Qu'est-ce qu'un homme qui aurait une bonne masculinité ? Un homme plus doux ? Plus gentil ? Mais dans ce cas, pourquoi dire que c'est de la masculinité, pourquoi en faire une valeur spécifiquement masculine ? Pourquoi tient-on autant à séparer les tendances/attitudes/caractères de chacun (hors contexte d'analyse des rapports de domination évidemment, je parle dans le cas d'un idéal envisagé de société) ? En plus, il serait assez utile d'arrêter de réfléchir en termes de "gentils" et "méchants" : il s'agit de rapports de pouvoir, pas de traits de caractère.

Par ailleurs, on peut se demander à qui reviendrait la tâche de favoriser la Vraie Bonne Masculinité. Aux féministes, probablement, comme dans 90% des cas, or les féministes elles en ont marre parce qu'elles font le taff d'éducation des hommes H24, non seulement d'un point de vue politique mais aussi personnel dans leurs relations avec eux (il faut leur apprendre à être responsables, à savoir s'excuser décemment, à avoir de la considération pour les autres, enfin on reste dans le joyeux côté garde-chiourme qui fait partie de notre statut social, c'est super). La notion de fragilité sous-entend qu'il y a une prise en charge à faire, qu'il faut un peu les plaindre, les réparer, ces hommes "fragiles". Il faut leur redonner confiance en eux, les rassurer dans leur masculinité.

Ce qui m'amène à mon autre problème avec tout ça : la division entre bonne et mauvaise masculinité me rappelle très fortement certains discours masculinistes. L'une des principales thèses du mouvement masculiniste est qu'en réalité ce sont les femmes qui contrôlent le monde et qu'elles oppriment les hommes en... fragilisant leur masculinité (seule différence : ici on assume que cette masculinité doit être associée à la violence d'une manière ou d'une autre, et encore, pas dans tous les discours). Pour les mascus, les violences faites aux femmes sont justifiées par le fait qu'elles seraient responsables de cette détérioration de leur masculinité ; il y aurait en outre, là aussi, une bonne masculinité (on sait pas trop non plus ce que ça recouvre) et une version amoindrie de celle-ci.
Dans les cas qui nous intéressent, il ne s'agit a priori pas de culpabiliser les femmes. Cela dit,  la rhétorique d'une véritable masculinité, authentique, qui serait perdue et devrait être restaurée, est dangereuse, car elle permet de ne surtout pas s'interroger sur le fait que cette "véritable masculinité", dont j'ai tenté de montrer qu'elle ne pouvait être que violente, se porte on ne peut mieux actuellement.

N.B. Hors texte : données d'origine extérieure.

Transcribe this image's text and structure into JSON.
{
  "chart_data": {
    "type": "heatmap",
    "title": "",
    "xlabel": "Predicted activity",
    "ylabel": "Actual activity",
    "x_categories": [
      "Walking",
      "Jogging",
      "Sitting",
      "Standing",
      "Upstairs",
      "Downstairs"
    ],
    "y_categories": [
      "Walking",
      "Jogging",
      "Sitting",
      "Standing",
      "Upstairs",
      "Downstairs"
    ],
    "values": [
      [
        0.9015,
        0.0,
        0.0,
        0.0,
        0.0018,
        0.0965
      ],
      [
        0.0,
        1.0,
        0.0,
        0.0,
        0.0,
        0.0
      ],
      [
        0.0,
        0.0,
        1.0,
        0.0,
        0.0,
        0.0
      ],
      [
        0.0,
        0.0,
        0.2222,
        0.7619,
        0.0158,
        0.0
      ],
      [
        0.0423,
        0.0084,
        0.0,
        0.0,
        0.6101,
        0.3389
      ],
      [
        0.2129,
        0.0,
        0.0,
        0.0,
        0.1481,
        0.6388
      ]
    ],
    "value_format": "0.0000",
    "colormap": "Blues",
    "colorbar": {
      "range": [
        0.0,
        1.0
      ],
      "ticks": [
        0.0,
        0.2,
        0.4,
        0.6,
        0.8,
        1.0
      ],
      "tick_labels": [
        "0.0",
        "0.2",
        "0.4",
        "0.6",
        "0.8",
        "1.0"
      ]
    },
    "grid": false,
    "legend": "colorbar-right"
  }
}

Non parce qu'en vrai, vous trouvez pas que la masculinité est en super forme en ce moment ? Des atteintes graves au droit d'avortement en Pologne et des attaques contre lui en France, des mouvements fachos homophobes (la question de l'homosexualité étant bien évidemment liée à celle de la masculinité), des femmes incarcérées pour s'être défendues face à leur mari violent et dont la grâce prend des années, tous les viols qui ont eu lieu aujourd'hui, hier, l'an dernier, il y a cinq ans, le harcèlement quotidien, les inégalités salariales, la précarité des femmes, enfin je sais pas, c'est quoi tout ça, à part des manifestations visibles et abruptes des valeurs définies socialement comme masculines ? Ce contexte est un appui pour l'expression individuelle de la violence masculine. Comme le disait Virginie Despentes dans une interview cette semaine, un viol concerne tous les hommes, car c'est sur chaque viol que s'appuie leur pouvoir en tant que mecs. Sous-entendre que la masculinité de certains est fragile, c'est éviter de considérer tout ce qui fait au contraire la force terrible de cette masculinité (basée sur des millénaires d'exploitation des femmes, gardons-le en tête, pas sur deux ans de blagues reloues : pour la fragilité, on repassera).

Edit :
Des personnes viennent de me faire remarquer que la question se pose encore différemment pour les femmes masculines, je pense aux butchs notamment. Il manque en effet toute une réflexion là-dessus, je vais tâcher de chercher des ressources pour en parler parce que j'y ai pas encore trop réfléchi et j'ai peur de dire des conneries, stay tuned.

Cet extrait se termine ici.